Techbedrijven houden je in de gaten en stemmen je zoekresultaten en tijdlijnen af op je interesses. Zo kom je in je eigen bubbel terecht. 

Een algoritme is een programmaatje dat bepaalt welke informatie er op jouw beeldscherm verschijnt. 

Slide 6 - Tekstslide

§2: Mediawijsheid (2/2) 
Jouw gegevens kunnen interessant zijn voor bedrijven. Daarom worden er ook acties bedacht om eraan te komen. Zo zijn gratis apps vaak niet gratis: je betaalt ervoor met je eigen gegevens. 

Internetcriminelen proberen door te hacken informatie stelen. Een beproefde methode is phishing, waarbij ze proberen bankgegevens te achterhalen, zodat ze bij je rekening kunnen komen. 

Slide 7 - Tekstslide

§3: Betrouwbaarheid van bronnen (1/2) 
Helaas is niet alles wat je leest of hoort betrouwbaar. Let daarom op de bron waar informatie vandaan komt. 

Kwaliteitsmedia als de Volkskrant, NRC, Trouw, RTL Nieuws en NOS Journaal worden als betrouwbaar gezien, omdat zij informatie controleren voor ze het verspreiden. 

Slide 8 - Tekstslide

§3: Betrouwbaarheid van bronnen
Veel media zijn een soort van 'doorgeefluik': bedrijven willen je ergens toe verleiden en zetten deze (sociale) media in om dat te bereiken. 
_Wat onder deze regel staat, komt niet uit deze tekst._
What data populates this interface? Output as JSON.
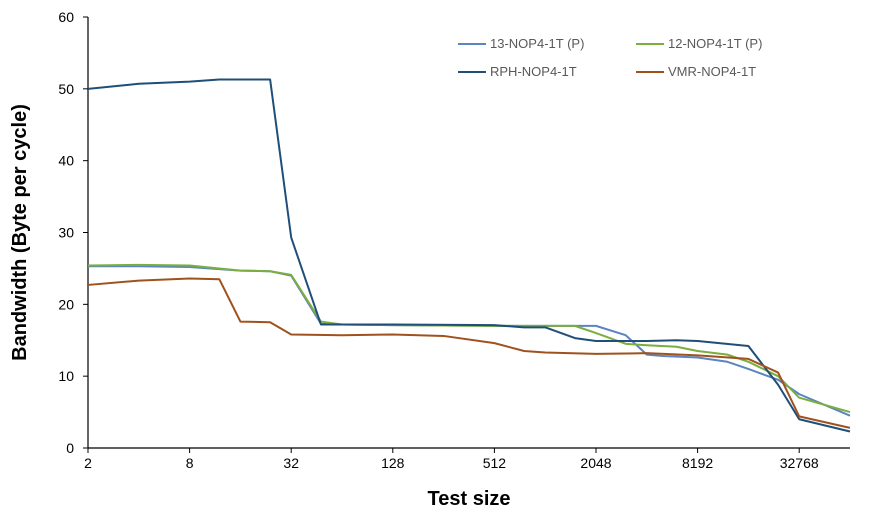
{
  "chart_data": {
    "type": "line",
    "title": "",
    "xlabel": "Test size",
    "ylabel": "Bandwidth (Byte per cycle)",
    "x_scale": "log2",
    "xlim": [
      2,
      65536
    ],
    "ylim": [
      0,
      60
    ],
    "x_ticks": [
      2,
      8,
      32,
      128,
      512,
      2048,
      8192,
      32768
    ],
    "y_ticks": [
      0,
      10,
      20,
      30,
      40,
      50,
      60
    ],
    "grid": false,
    "legend_position": "top-right",
    "series": [
      {
        "name": "13-NOP4-1T (P)",
        "color": "#5B84C0",
        "points": [
          [
            2,
            25.3
          ],
          [
            4,
            25.3
          ],
          [
            8,
            25.2
          ],
          [
            16,
            24.7
          ],
          [
            24,
            24.6
          ],
          [
            32,
            24.0
          ],
          [
            48,
            17.3
          ],
          [
            64,
            17.2
          ],
          [
            128,
            17.1
          ],
          [
            512,
            17.0
          ],
          [
            1024,
            17.0
          ],
          [
            2048,
            17.0
          ],
          [
            3072,
            15.7
          ],
          [
            4096,
            13.0
          ],
          [
            5120,
            12.8
          ],
          [
            8192,
            12.6
          ],
          [
            12288,
            12.0
          ],
          [
            16384,
            11.0
          ],
          [
            24576,
            9.5
          ],
          [
            32768,
            7.5
          ],
          [
            65536,
            4.5
          ]
        ]
      },
      {
        "name": "12-NOP4-1T (P)",
        "color": "#7AAE3D",
        "points": [
          [
            2,
            25.4
          ],
          [
            4,
            25.5
          ],
          [
            8,
            25.4
          ],
          [
            16,
            24.7
          ],
          [
            24,
            24.6
          ],
          [
            32,
            24.1
          ],
          [
            48,
            17.6
          ],
          [
            64,
            17.2
          ],
          [
            128,
            17.1
          ],
          [
            512,
            17.0
          ],
          [
            1024,
            17.0
          ],
          [
            1536,
            17.0
          ],
          [
            2048,
            16.0
          ],
          [
            3072,
            14.5
          ],
          [
            4096,
            14.3
          ],
          [
            6144,
            14.1
          ],
          [
            8192,
            13.5
          ],
          [
            12288,
            13.0
          ],
          [
            16384,
            12.0
          ],
          [
            24576,
            10.0
          ],
          [
            32768,
            7.0
          ],
          [
            65536,
            5.0
          ]
        ]
      },
      {
        "name": "RPH-NOP4-1T",
        "color": "#1F4E79",
        "points": [
          [
            2,
            50.0
          ],
          [
            4,
            50.7
          ],
          [
            8,
            51.0
          ],
          [
            12,
            51.3
          ],
          [
            16,
            51.3
          ],
          [
            24,
            51.3
          ],
          [
            32,
            29.3
          ],
          [
            48,
            17.2
          ],
          [
            64,
            17.2
          ],
          [
            128,
            17.2
          ],
          [
            512,
            17.1
          ],
          [
            768,
            16.8
          ],
          [
            1024,
            16.8
          ],
          [
            1536,
            15.3
          ],
          [
            2048,
            14.9
          ],
          [
            3072,
            14.9
          ],
          [
            4096,
            14.9
          ],
          [
            6144,
            15.0
          ],
          [
            8192,
            14.9
          ],
          [
            16384,
            14.2
          ],
          [
            24576,
            8.8
          ],
          [
            32768,
            4.0
          ],
          [
            65536,
            2.3
          ]
        ]
      },
      {
        "name": "VMR-NOP4-1T",
        "color": "#A0521E",
        "points": [
          [
            2,
            22.7
          ],
          [
            4,
            23.3
          ],
          [
            8,
            23.6
          ],
          [
            12,
            23.5
          ],
          [
            16,
            17.6
          ],
          [
            24,
            17.5
          ],
          [
            32,
            15.8
          ],
          [
            64,
            15.7
          ],
          [
            128,
            15.8
          ],
          [
            256,
            15.6
          ],
          [
            512,
            14.6
          ],
          [
            768,
            13.5
          ],
          [
            1024,
            13.3
          ],
          [
            2048,
            13.1
          ],
          [
            4096,
            13.2
          ],
          [
            8192,
            12.9
          ],
          [
            16384,
            12.4
          ],
          [
            24576,
            10.5
          ],
          [
            32768,
            4.4
          ],
          [
            65536,
            2.8
          ]
        ]
      }
    ]
  }
}
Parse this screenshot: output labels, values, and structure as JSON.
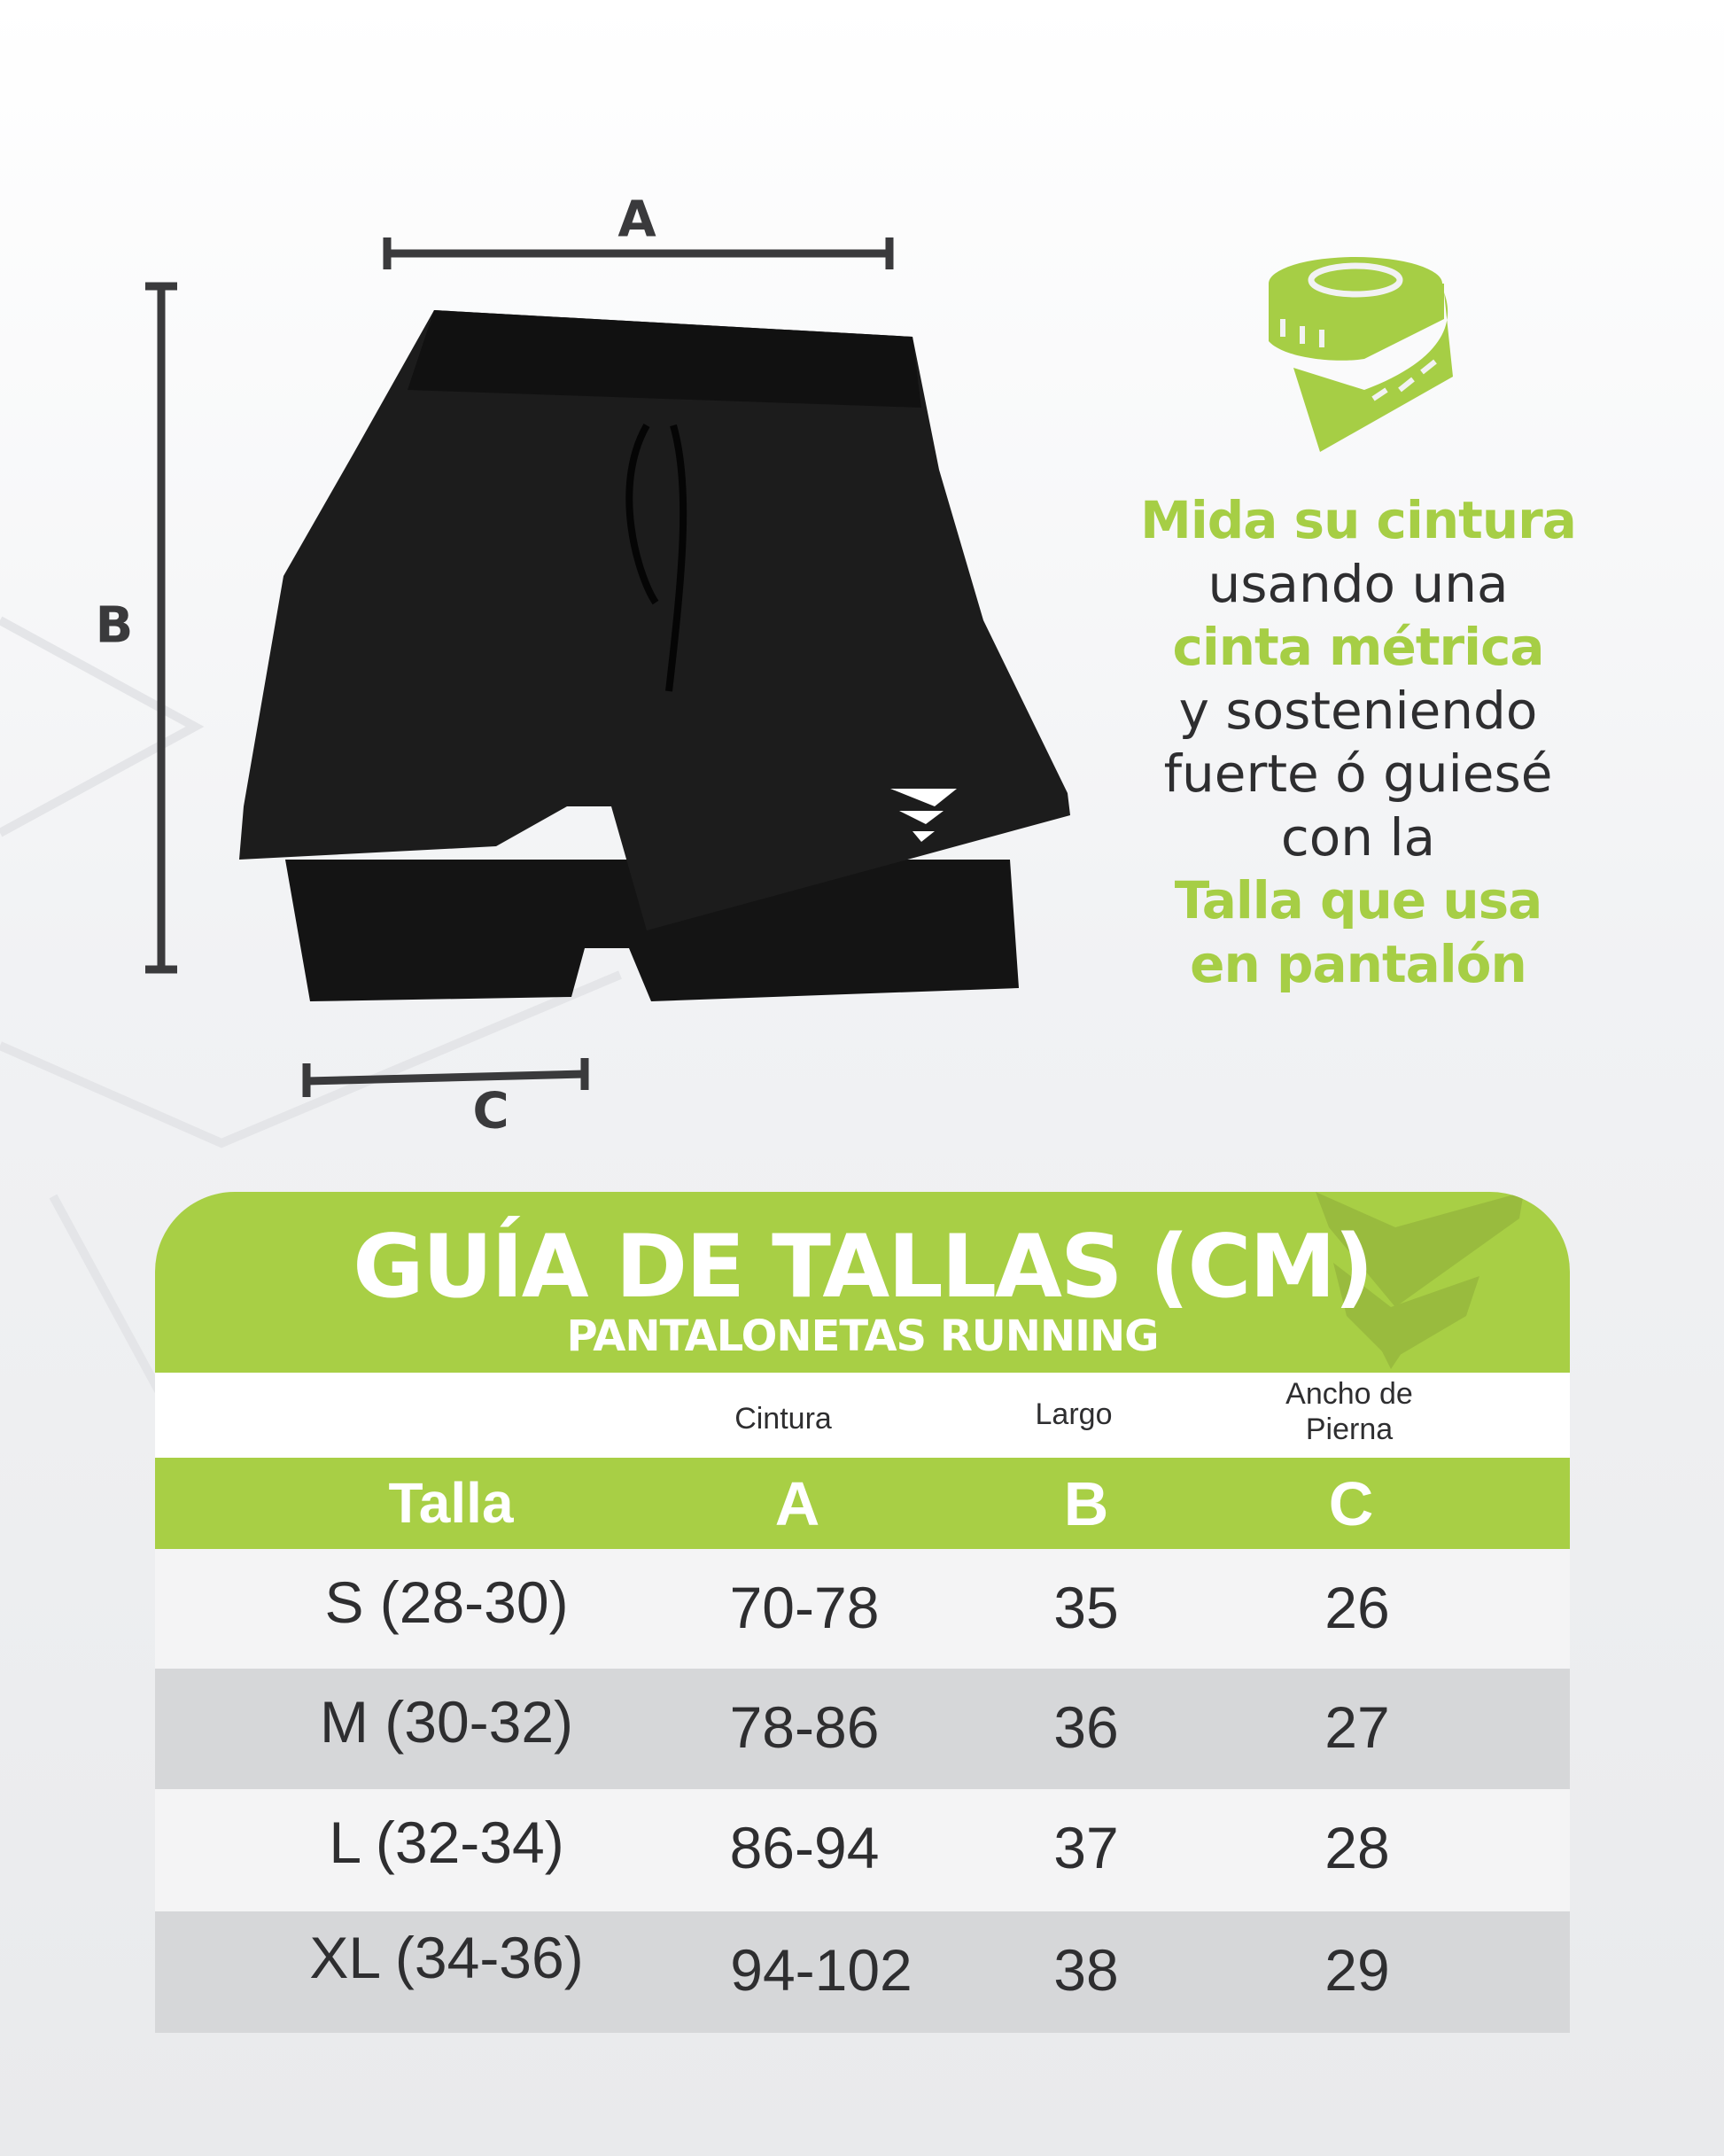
{
  "diagram": {
    "label_a": "A",
    "label_b": "B",
    "label_c": "C"
  },
  "info": {
    "lines": [
      {
        "text": "Mida su cintura",
        "style": "green"
      },
      {
        "text": "usando una",
        "style": "dark"
      },
      {
        "text": "cinta métrica",
        "style": "green"
      },
      {
        "text": "y sosteniendo",
        "style": "dark"
      },
      {
        "text": "fuerte ó guiesé",
        "style": "dark"
      },
      {
        "text": "con la",
        "style": "dark"
      },
      {
        "text": "Talla que usa",
        "style": "green"
      },
      {
        "text": "en pantalón",
        "style": "green"
      }
    ],
    "icon": "measuring-tape-icon"
  },
  "table": {
    "title": "GUÍA DE TALLAS (CM)",
    "subtitle": "PANTALONETAS RUNNING",
    "column_labels": [
      "",
      "Cintura",
      "Largo",
      "Ancho de Pierna"
    ],
    "column_letters": [
      "Talla",
      "A",
      "B",
      "C"
    ],
    "rows": [
      [
        "S (28-30)",
        "70-78",
        "35",
        "26"
      ],
      [
        "M (30-32)",
        "78-86",
        "36",
        "27"
      ],
      [
        "L (32-34)",
        "86-94",
        "37",
        "28"
      ],
      [
        "XL (34-36)",
        "94-102",
        "38",
        "29"
      ]
    ]
  },
  "colors": {
    "accent": "#a8cf45",
    "text": "#2e2e30",
    "row_alt": "#d6d7d9",
    "row": "#f4f4f5"
  }
}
Verder is het verstandig om te controleren of een bron niet verouderd is. Is de informatie die in de bron wordt gepresenteerd nog niet ingehaald door de nieuwste ontwikkelingen? 

Slide 9 - Tekstslide

§4: Betrouwbaarheid van de auteur
Ook kunnen we er niet klakkeloos vanuit gaan dat de auteur ons goed inlicht. Daarom vragen we ons af: 

- heeft de auteur een politiek, financieel of ideologisch belang?
- Is de auteur deskundig?

Een auteur kan deskundig zijn op het gebied van ervaring, werk of opleiding. 

Slide 10 - Tekstslide

§17: Meningen en argumenten
In een betoog geeft de schrijver zijn mening of standpunt: hiermee maakt hij duidelijk hoe hij tegen een onderwerp aankijkt. 

Een standpunt kan niet alleen positief of negatief zijn, maar je kunt ook een standpunt van twijfel hebben. 
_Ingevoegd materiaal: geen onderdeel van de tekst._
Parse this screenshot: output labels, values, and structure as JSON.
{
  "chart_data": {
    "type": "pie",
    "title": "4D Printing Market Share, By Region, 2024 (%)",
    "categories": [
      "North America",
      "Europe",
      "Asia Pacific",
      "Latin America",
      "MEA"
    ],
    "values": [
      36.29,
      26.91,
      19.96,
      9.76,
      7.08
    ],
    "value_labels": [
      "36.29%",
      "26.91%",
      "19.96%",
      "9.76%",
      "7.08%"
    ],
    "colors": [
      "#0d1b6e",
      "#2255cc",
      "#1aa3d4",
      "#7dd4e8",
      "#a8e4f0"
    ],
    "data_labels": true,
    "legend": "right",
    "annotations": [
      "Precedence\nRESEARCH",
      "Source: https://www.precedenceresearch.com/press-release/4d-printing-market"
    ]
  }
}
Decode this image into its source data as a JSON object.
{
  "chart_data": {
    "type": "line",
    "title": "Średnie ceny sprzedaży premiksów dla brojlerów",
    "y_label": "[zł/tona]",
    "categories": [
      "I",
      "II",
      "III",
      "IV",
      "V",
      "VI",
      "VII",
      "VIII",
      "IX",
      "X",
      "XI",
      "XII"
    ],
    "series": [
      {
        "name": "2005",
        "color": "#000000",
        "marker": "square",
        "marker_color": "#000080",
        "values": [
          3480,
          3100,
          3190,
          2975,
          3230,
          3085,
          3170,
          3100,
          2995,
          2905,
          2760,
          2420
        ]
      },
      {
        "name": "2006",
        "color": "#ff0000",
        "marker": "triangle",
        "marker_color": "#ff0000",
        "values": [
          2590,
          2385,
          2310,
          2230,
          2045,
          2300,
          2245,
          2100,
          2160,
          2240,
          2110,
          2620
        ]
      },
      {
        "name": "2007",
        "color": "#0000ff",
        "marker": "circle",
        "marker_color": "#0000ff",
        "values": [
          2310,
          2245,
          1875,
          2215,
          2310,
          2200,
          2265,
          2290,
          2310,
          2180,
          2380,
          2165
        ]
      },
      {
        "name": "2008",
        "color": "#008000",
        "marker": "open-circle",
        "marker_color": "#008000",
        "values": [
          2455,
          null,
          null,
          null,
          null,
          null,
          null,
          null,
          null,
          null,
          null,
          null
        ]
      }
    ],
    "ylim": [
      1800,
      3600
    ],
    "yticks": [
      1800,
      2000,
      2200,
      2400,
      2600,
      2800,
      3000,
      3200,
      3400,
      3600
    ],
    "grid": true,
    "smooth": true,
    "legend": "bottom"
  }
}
Soms noemt de schrijver zijn standpunt letterlijk, soms moet je het uit de tekst halen. 

Slide 11 - Tekstslide

§17: Meningen en argumenten
Een schrijver onderbouwt zijn standpunt met argumenten. De sterkste argumenten berusten op feiten en zijn controleerbaar. Je kunt opzoeken of ze waar zijn of niet. 
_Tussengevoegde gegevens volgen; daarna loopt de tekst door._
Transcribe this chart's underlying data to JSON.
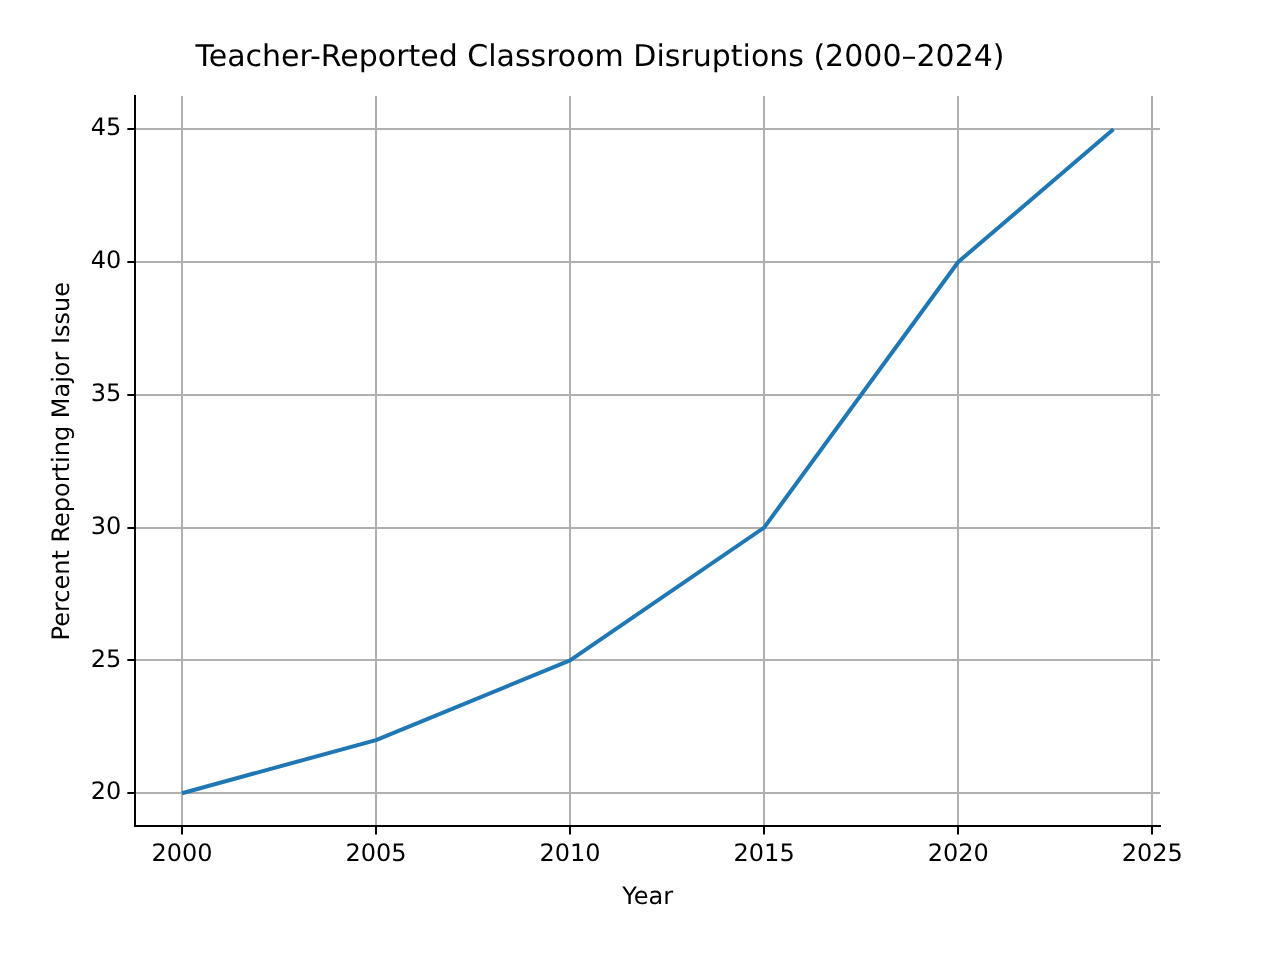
{
  "chart_data": {
    "type": "line",
    "title": "Teacher-Reported Classroom Disruptions (2000–2024)",
    "xlabel": "Year",
    "ylabel": "Percent Reporting Major Issue",
    "x": [
      2000,
      2005,
      2010,
      2015,
      2020,
      2024
    ],
    "series": [
      {
        "color": "#1f77b4",
        "values": [
          20,
          22,
          25,
          30,
          40,
          45
        ]
      }
    ],
    "xlim": [
      1998.8,
      2025.2
    ],
    "xticks": [
      2000,
      2005,
      2010,
      2015,
      2020,
      2025
    ],
    "ylim": [
      18.75,
      46.25
    ],
    "yticks": [
      20,
      25,
      30,
      35,
      40,
      45
    ],
    "grid": true,
    "legend": false,
    "marker": "none",
    "line_style": "solid"
  }
}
Niet-feitelijke argumenten berusten op een mening en daarom is het makkelijker om het ermee oneens te zijn. 

Slide 12 - Tekstslide

§17: Meningen en argumenten
Twijfel je bij een combinatie tussen twee uitspraken welke de mening is en welke het argument, gebruik dan de volgende proef: 

- Als je het woordje 'want' tussen de twee zinnen kunt zetten, staat ervoor het standpunt en erachter het argument.
- Als je het woordje 'dus' tussen de twee zinnen kunt zetten, staat ervoor het argument en erachter het standpunt.


Slide 13 - Tekstslide

Aan de slag
Bedenk bij paragraaf 2, 3, 4 en 17 minstens vijf vragen die je op de toets zou kunnen verwachten en zet het antwoord erbij.